'Food for Thought' - Effects of Climate Change on Agriculture and Food Security in Canada

by spalmer on October 6, 2017 - 10:58pm

 

As temperatures across the globe continue to rise, the severity of droughts and floods has also continued to escalate. While global warming is expected to result in crop failures in many parts of the world, Canadians may see something different: agricultural expansion. 

 

A recent article written by Chris Arsenault of Global News stated that “rising temperatures could open millions of once frigid acres to the plow”. Meaning that Canada is one of the few countries that may experience an increase of agricultural opportunities as a result of climate change. As rising heat and extreme weather continues to stifle harvests in some southern regions, the ever growing number of “hungry mouths” may look to northern nations, like Canada, for help. Warmer climates can offer Canadian farmers the ability to capitalize on opportunities, such as increasing agricultural exports to the regions crippled by rising heat and crop failure. Arsenault later states that climate change alone will not make Canadian land economically viable for agriculture. Remote regions will need irrigation systems and advanced infrastructure to become the next frontier in the farming industry. Climate change and it’s effects on Canada’s agricultural regions also raises concerns regarding current growing patterns, and our ability to manage water resources. Without continual adaptation to new shifts in climate, farm failures and soil erosion similar to the 1930’s “Dust Bowl Drought” could be an inevitable future. 

 

A flaw of Arsenault’s article is that he assumes nature to be a generally predictable and manipulable machine. He assumes climate change as a tool that can engineer and manipulate nature to offer fertile land and prosperous, agricultural gain. Wherein the situation of global warming, the effects of climate change are highly uncertain. Uncertainty, as defined in lecture material, is the state of an issue not known with certainty, a state that is likely to change, not reliable, not constant, is varying or unpredictable. In terms of resilience, we are unable to determine the level of disturbance, or ecological change, Canadian land can tolerate before we must completely alter the processes we use to manage our agricultural land. In other words, it is difficult to determine how prosperous the Canadian agricultural industry can be if we are unsure of where, what and how we are going to grow crops. As maximum sustainable yield is constantly fluctuating, treating systems like a predictable machine reduces resiliency. 

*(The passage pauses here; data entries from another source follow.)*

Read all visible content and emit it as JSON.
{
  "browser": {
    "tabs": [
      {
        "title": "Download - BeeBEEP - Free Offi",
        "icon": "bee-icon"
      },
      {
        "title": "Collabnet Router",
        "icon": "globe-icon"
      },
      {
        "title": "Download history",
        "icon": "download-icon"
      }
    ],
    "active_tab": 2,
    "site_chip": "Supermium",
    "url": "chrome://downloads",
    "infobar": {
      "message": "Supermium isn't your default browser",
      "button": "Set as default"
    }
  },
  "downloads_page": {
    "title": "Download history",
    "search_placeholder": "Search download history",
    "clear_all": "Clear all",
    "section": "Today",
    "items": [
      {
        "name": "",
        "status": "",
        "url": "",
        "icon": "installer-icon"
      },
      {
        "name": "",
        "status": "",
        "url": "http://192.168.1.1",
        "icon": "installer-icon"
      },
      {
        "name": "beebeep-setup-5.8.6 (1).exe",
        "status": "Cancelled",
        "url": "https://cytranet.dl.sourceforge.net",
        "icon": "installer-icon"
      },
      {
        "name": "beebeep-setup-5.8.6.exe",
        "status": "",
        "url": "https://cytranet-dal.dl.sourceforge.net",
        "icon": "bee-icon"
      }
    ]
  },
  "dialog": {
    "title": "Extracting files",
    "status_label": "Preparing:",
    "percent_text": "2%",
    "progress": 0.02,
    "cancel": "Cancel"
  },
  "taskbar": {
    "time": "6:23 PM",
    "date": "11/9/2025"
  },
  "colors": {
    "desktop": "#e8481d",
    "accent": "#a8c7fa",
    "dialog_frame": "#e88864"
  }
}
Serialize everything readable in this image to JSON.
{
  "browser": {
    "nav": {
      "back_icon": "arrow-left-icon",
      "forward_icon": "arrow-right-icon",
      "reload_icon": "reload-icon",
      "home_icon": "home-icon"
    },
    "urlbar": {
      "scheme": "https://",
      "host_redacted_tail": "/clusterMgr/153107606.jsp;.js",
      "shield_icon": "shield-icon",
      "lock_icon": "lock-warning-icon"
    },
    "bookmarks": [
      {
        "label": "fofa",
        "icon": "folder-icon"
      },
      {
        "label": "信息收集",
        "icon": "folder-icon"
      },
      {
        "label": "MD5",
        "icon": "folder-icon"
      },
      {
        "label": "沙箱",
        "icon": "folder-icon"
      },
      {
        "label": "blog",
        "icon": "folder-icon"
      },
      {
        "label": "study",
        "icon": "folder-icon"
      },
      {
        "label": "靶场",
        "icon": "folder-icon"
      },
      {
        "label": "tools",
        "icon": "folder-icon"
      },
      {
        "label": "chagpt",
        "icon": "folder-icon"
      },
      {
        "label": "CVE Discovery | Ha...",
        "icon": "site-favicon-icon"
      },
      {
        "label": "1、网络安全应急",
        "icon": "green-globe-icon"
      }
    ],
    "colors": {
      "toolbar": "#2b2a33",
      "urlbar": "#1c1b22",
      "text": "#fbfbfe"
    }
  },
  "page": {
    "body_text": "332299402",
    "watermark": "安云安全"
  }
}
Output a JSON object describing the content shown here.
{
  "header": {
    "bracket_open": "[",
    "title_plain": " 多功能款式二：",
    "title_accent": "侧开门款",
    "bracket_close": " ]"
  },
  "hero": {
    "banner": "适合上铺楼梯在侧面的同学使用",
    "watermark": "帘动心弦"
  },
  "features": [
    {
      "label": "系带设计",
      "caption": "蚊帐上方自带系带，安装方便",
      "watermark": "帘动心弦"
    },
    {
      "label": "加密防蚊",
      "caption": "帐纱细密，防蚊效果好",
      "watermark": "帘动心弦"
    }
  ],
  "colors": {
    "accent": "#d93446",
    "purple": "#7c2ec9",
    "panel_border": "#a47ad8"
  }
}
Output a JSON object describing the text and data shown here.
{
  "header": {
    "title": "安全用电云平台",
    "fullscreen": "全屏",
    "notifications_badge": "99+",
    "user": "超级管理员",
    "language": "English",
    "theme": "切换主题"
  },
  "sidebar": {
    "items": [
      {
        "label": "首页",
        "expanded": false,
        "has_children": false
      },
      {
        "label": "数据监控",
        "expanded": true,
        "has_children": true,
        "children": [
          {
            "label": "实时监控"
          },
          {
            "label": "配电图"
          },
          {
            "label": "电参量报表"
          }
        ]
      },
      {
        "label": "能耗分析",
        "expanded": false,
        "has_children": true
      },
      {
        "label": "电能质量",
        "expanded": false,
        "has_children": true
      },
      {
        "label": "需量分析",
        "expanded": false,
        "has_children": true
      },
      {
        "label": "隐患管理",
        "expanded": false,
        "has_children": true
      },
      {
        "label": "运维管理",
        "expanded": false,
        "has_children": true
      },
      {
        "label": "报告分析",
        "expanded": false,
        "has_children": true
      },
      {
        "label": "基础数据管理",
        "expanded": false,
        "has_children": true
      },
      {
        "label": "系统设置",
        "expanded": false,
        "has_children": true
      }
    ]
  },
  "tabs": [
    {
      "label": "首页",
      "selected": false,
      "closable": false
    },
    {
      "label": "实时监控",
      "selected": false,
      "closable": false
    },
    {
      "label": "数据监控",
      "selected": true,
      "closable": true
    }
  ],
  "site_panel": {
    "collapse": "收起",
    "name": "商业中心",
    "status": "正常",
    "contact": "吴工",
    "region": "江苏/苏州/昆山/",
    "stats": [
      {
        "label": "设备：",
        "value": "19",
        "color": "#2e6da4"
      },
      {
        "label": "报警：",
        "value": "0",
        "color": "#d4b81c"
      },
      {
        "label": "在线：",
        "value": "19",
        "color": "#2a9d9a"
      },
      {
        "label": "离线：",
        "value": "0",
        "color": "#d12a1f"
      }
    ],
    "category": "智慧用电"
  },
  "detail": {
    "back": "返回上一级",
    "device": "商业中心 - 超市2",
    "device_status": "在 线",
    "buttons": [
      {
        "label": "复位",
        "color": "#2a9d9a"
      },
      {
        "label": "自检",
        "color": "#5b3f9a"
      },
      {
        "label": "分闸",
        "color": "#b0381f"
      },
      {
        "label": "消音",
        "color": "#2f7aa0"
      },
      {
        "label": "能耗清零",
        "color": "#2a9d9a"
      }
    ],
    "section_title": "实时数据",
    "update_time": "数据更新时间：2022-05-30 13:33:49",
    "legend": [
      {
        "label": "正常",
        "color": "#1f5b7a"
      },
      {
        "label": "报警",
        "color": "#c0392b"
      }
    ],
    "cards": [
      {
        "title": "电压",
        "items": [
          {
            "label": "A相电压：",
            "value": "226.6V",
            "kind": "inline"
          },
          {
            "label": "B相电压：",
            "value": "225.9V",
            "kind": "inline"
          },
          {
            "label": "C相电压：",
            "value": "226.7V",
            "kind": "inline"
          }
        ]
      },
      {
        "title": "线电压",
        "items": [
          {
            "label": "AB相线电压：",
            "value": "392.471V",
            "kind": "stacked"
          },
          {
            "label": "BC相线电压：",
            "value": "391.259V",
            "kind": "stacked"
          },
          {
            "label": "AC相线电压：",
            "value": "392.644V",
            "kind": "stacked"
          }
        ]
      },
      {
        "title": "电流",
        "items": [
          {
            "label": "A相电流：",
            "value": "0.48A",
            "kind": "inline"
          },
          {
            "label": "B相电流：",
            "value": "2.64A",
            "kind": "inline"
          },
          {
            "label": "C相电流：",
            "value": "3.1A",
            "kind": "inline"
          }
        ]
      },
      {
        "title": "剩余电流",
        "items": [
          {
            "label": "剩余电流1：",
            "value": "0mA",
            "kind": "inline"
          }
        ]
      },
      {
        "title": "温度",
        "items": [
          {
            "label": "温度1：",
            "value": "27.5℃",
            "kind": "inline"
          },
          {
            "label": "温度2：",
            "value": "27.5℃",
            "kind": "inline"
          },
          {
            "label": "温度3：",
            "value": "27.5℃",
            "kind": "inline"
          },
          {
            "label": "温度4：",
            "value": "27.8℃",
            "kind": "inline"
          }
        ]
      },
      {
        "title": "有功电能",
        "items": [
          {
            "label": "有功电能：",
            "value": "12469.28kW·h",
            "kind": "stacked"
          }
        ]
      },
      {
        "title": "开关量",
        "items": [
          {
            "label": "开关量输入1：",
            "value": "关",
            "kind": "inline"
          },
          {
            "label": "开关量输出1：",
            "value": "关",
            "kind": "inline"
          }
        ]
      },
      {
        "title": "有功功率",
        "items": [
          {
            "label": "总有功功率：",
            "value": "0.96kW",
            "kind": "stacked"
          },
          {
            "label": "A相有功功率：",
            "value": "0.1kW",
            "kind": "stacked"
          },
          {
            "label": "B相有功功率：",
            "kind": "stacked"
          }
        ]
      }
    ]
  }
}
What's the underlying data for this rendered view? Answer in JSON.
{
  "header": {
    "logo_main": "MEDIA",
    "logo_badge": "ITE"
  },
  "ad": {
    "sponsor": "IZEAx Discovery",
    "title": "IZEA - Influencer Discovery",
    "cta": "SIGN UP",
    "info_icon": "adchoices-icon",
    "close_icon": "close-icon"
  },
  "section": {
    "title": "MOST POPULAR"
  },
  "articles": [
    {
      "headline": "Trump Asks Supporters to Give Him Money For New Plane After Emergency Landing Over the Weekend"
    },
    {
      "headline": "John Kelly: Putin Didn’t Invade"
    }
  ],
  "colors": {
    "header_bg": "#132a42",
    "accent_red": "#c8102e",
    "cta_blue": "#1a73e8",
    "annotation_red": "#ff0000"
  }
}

Increasing dynamic regulation and continual adaptation in management can help to ensure that political and ecological uncertainty is mitigated. An article written by Rainforest Alliance in Global Citizen offers several ways of maintaining “climate-smart agriculture”. As a result of agriculture’s vast consumption of the world’s freshwater resources, water conservation is incredibly important. Planting a buffer of trees and shrubbery can enrich soil and help prevent erosion. Treating wastewater before it’s released back into the environment can also help to support the health and well-being of surrounding ecosystems. Movement towards “smart” regulation and the enlistment of the agricultural industry as a partner in management can help create a multifaceted approach to assessing resource issues that occur with rising temperatures in Canada.

 

While improvements in agricultural technology, drought-resistant crops and a movement towards “smart” regulation may mean that Canadian farmers are prepared for warmer temperatures and a growing agricultural industry, uncertainty threatens the potential rewards of climate change in Canada. We must move towards accepting nature as an unpredictable force, needing constant and dynamic management if we are going to prosper globally as temperatures continue to rise. 

 

References:

 

Arsenault, C. (2017, September 25). In Canada, climate change could open new farmland to the plow. In Global News. Retrieved October 6, 2017.

 

Rainforest Alliance, . (2016, September 30). 5 Ways Farmers can Combat Climate Change. In Global Citizen. Retrieved October 6, 2017.